We were sitting on the bottom steps of the stairs, sipping wine, and I was trying to keep a lucid dialogue going between Peck and Bundarchuk. Suddenly a man dressed like the `Grand Visier in a Harryhausen movie rushed up and demanded that we stood. We did as he asked . He cooled off a little an haughtily explained that the carpet was priceless and could be ruined if we tipped our wine on it. He turned and marched off to savage someone else committing a crime against property but did nothing to discourage the smokers . But this was the seventies and everybody smoked. Later we were all introduced to the Shah, his missus, Farah Diba, and our hostess Shahnaz before retiring. It had been a fun day but I was ready for bed. I had hardly time to take off my make-up before there was a knock on the door and a man dressed in black jacket and pin-striped trousers stood on the doormat beaming. He bowed and offered me a small leather draw-string purse. “With his Highness, The Shah’s compliments.” I thought how cute, took the bag, thanked the man and went to shut the door. He stood there obviously expecting more. I opened the bag and my eyes nearly did the popping out of the head thing. The bag contained two beautiful sapphires. Gobsmacked I looked at the messenger. He bowed again and said that the Shah was pleased that I had accepted his gift and would like to invite me to take dinner with him. I explained that I was leaving in the morning. He bowed again said that the Shah’s invitation was for now. It was 12.30 and I guessed that His Highness had more than a cous-cous on his mind although in Arabic who knows. But the sapphires were tempting. I was about to go along with the play but a thought suddenly hit me. The scuttlebutt was that the Shah had a problem that I was not interested in sharing. It was said that he had syphilis. But the jewels!! I shook my head quickly before temptation got the better of me. I told the messenger to thank the Shah for his kind invitation but I was tired and needed to sleep. Reluctantly I returned the sapphires and closed the door. I didn’t get much sleep that night. I kept chiding myself for being so prudish and turning down the present. After all, hospitals are pretty good with that sort of thing now.
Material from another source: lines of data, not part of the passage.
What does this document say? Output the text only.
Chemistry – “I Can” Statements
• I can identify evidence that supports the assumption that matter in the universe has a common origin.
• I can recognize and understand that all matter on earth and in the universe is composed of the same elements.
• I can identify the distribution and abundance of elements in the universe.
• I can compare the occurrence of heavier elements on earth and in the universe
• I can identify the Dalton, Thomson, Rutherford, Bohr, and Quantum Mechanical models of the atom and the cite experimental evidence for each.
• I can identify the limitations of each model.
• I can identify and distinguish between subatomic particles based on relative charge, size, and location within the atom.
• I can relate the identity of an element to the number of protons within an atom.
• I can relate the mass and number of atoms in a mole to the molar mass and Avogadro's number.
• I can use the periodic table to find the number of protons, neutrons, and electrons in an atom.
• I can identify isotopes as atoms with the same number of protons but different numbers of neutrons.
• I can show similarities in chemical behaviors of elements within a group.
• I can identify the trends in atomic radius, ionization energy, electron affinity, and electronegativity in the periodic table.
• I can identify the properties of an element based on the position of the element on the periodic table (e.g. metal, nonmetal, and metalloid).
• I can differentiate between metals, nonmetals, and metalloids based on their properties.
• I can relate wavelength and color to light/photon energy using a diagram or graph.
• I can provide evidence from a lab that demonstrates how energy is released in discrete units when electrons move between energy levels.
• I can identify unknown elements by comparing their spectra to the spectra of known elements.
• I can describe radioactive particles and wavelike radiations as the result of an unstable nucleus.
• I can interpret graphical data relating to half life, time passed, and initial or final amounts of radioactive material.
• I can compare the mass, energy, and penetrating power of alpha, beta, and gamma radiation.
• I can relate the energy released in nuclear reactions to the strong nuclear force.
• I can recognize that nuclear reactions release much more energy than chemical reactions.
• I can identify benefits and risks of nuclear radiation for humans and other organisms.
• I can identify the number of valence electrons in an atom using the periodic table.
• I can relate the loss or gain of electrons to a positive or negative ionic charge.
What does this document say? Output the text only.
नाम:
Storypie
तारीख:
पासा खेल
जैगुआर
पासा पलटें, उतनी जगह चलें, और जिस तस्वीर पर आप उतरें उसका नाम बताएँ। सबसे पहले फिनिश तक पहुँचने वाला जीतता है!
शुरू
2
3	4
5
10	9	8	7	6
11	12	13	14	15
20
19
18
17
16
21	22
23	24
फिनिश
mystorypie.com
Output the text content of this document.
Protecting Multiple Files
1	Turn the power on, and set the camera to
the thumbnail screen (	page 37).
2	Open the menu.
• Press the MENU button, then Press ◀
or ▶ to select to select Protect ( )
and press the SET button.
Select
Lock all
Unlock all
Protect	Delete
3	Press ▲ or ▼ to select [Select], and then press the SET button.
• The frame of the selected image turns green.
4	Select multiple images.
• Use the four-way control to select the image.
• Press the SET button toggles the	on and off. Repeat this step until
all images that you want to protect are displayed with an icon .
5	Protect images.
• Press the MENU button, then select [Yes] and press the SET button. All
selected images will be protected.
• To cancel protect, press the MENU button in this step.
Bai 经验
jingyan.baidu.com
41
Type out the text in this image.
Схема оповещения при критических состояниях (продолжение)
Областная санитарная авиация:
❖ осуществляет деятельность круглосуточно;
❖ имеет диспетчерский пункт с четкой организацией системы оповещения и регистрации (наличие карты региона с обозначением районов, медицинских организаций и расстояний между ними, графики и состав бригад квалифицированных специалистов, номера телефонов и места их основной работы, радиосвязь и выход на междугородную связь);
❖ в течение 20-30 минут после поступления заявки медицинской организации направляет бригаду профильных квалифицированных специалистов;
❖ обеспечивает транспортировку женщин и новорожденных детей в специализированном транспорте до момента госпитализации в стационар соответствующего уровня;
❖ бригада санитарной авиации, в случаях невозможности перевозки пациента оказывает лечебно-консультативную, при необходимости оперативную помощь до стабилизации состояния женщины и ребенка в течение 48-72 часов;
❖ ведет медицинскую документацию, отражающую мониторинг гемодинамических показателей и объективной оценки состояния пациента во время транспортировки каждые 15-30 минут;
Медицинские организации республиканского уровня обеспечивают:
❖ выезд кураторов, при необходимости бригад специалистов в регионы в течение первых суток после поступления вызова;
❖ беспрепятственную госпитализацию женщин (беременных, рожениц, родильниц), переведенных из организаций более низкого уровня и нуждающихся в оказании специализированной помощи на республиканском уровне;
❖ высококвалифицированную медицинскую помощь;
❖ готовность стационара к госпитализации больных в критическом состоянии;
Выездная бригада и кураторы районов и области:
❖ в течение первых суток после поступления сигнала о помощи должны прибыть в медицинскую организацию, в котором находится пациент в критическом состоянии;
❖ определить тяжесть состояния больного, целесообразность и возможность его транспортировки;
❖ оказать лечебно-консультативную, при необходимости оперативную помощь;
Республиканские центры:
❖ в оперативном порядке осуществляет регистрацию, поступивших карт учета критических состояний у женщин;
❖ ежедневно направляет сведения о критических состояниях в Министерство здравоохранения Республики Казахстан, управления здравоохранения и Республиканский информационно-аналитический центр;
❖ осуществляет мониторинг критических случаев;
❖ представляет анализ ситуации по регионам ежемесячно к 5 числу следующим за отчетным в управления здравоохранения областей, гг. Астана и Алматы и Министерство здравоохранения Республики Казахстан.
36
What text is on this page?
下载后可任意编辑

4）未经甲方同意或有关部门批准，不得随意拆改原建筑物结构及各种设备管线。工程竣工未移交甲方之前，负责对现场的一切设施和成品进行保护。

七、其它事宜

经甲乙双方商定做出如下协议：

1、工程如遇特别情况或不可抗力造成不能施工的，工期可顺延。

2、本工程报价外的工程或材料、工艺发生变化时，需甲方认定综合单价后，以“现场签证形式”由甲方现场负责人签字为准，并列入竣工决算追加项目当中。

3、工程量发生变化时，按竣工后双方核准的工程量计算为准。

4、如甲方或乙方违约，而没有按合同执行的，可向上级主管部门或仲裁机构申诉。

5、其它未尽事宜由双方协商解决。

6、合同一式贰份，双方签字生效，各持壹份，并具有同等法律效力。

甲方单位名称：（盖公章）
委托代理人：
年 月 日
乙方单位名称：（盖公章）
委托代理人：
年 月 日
The next morning on the ride back to Teheran I sat next to the Mexican actress Katy Durado. I told her about my midnight visitor. She smiled and nodded but made no comment. I had the distinct impression that she had also got the call. I didn’t like to ask.

I only saw Gregory Peck once after we returned to Teheran. He called me and asked me to have dinner with him. Flattered I accepted instantly. When I arrived in the restaurant Gregory was already there - with Sergei Bundarchuk! But I still remember that crystal Persian Palace in the desert and it all came back to me when I read that Gregory Peck had died.